Recklessness was seen as a vice by the ancients and with good reason; It frequently got you killed. But it was also seen as a deficiency of judgment and discernment; a failure in the proper application of courage and a sign of mental weakness. No good having all the bravery in the world if it all it did was shorten you life or put the lives of your colleagues at risk.
If we asked your average Thomist the question, should we go walking through minefields to prove our courage? I imagine the answer he would give would be no. He would probably say that we have a duty of care to ourselves and that exposing ourselves to risk without a good reason would be rash. (Stupid in less polite company). On the other hand, if we asked him should walk through a minefield in order to reach a fortune or to save someone who had wandered into the minefield by accident, I suppose the answer would be, it depends. The calculation would be based on a the benefits of risk vs the probability of loss. If there is a good reason for doing something dangerous, he would certainly see grounds for the positive admiration of a man who undertook a risky endeavor. Rescuing people in need, courage in war and the advancement of science were all seen as noble endeavors where the benefits gained at great risk to the participant were praised. But to willingly exposing yourself to danger for the "thrill of it" or to prove to yourself that you can would have been seen as idiotic.
Now Abbey Sunderland's parents were like the parents who let their kid play in a minefield. When they asked the American Sailing Association if they would sponsor young Abbeys trip, the American Sailing association declined, as they said the trip was too dangerous. Jessicas parents (who have a duty of care to look after their daughter) willfully put her into harm's way. Now exposing your child to harm may not necessarily be a bad thing for a good reason, but the only reason here was self aggrandizement. The girl's parents let her risk her life for fame.

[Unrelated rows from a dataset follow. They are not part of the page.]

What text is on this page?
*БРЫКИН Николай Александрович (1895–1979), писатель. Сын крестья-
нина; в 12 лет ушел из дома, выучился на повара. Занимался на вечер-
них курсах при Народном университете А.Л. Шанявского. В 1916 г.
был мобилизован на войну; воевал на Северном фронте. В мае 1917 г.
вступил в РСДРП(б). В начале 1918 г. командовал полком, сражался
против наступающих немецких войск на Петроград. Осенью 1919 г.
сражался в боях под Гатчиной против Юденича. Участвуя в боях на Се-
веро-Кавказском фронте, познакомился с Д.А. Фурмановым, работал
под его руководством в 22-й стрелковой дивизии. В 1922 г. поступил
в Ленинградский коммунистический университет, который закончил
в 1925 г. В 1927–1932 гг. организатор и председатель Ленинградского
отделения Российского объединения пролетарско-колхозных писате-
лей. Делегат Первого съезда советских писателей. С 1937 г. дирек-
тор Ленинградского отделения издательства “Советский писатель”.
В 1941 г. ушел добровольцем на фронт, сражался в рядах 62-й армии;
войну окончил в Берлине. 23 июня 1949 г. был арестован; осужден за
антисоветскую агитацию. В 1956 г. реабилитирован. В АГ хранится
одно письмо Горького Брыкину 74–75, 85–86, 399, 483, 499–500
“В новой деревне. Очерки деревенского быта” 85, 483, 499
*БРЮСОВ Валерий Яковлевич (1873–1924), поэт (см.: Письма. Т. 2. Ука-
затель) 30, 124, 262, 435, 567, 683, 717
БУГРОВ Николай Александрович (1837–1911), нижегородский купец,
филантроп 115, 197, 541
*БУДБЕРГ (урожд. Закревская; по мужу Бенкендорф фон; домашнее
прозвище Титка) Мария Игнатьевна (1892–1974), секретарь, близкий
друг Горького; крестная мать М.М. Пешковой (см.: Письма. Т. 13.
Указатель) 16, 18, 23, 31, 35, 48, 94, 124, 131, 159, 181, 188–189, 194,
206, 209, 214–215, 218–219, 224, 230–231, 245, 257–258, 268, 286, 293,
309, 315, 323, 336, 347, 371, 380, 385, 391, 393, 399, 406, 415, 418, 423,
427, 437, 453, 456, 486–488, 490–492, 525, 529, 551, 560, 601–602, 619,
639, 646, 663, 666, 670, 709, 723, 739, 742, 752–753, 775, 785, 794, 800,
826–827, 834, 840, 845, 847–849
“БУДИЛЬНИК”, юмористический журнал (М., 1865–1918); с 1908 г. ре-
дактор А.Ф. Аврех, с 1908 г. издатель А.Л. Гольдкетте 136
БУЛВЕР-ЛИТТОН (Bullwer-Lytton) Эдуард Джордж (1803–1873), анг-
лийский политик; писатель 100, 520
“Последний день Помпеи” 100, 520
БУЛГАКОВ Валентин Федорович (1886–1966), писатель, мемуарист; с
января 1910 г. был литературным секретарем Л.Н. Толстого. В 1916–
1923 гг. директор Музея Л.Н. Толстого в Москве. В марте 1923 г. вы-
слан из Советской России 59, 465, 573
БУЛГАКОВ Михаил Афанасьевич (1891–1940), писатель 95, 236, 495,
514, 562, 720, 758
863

It's the cult of celebrity gone mad.
Whilst stupidity is endemic to the human condition, what surprised me was the support she got from "conservative" commentators across the internet, people who should clearly know better. The same commentators who would without hesitation in a moment say "serves you right" to a provocatively dressed woman who placed herself in harm's way and who managed to get herself sexually assaulted were here heaping praise on girl displaying a greater idiocy.
Any person who supports the actions of this girl, fails the most basic precepts of conservative prudence and has displayed to the world self-evident proof of their utter stupidity. The fact that these conservative individuals have so thoroughly failed such an elementary test of good sense, raises the question of just how valid are their judgments on other matters? Is such a man capable of determining the complexities of a mortgage? Or what about the legitimacy of foreign wars? Or questions of economics? He that displays no sense in the little things is likely not to display any in the big ones.
It sad to say, but the liberals do not hold a monopoly on stupidity. The conservatives are doing their best to outdo them. If you ever wonder why the liberal project never gets turned back, perhaps it's because large numbers of Abbey Sunderland's supporters are in the conservative ranks.
Part of the problem with political theory is while great tomes have been written on human rights, separation of powers and the distribution of wealth, very little has been written on the role of stupidity in public life. Many commentators have worried about the quality of government when the the demos becomes demonic, but what happens when the demos becomes moronic?
As I become older, I have become more and more convinced that the right to vote should be limited to people who have practically demonstrated their ability to manage their affairs. People who cannot manage their own affairs have no right to a say in the management of mine. The test of citizenship should not be the presence of a pulse.